As to the biological differences between men and women, Monir Gorgi observes that, in modern political systems, the predominance of technical knowledge and modern management has rendered obsolete the role of force in the exercise of power. Therefore, she questions the applicability of Islamic political jurisprudence, according to which being a man is a necessary condition for ruling a Muslim country."

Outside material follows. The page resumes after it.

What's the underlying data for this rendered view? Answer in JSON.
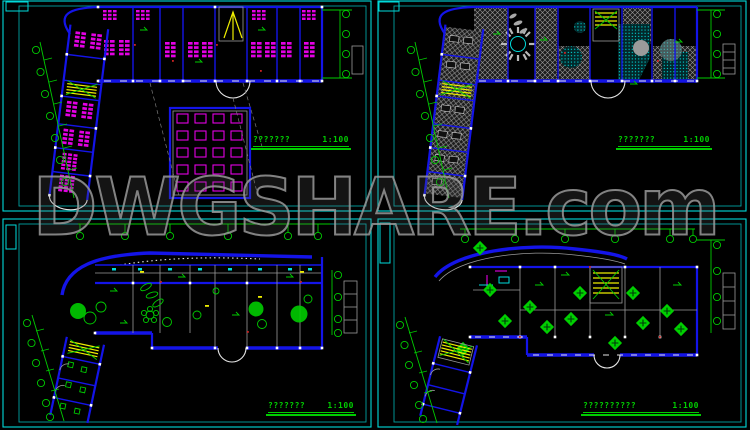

In 1995 Monir Gorgi and Masoumeh Ebtekar wrote an article on the elevated and independent status of the Virgin Mary in Farzaneh Journal of Women's Studies entitled:
"A study of the life and status of the Virgin Mary (Mariam), the mother of Christ, in the Holy Quran the Chosen Woman"

Monir Gorgi co-founded the first non-governmental Center for Women's Studies and Research (1993) in Tehran and Farzaneh Journal of Women's Research (1995).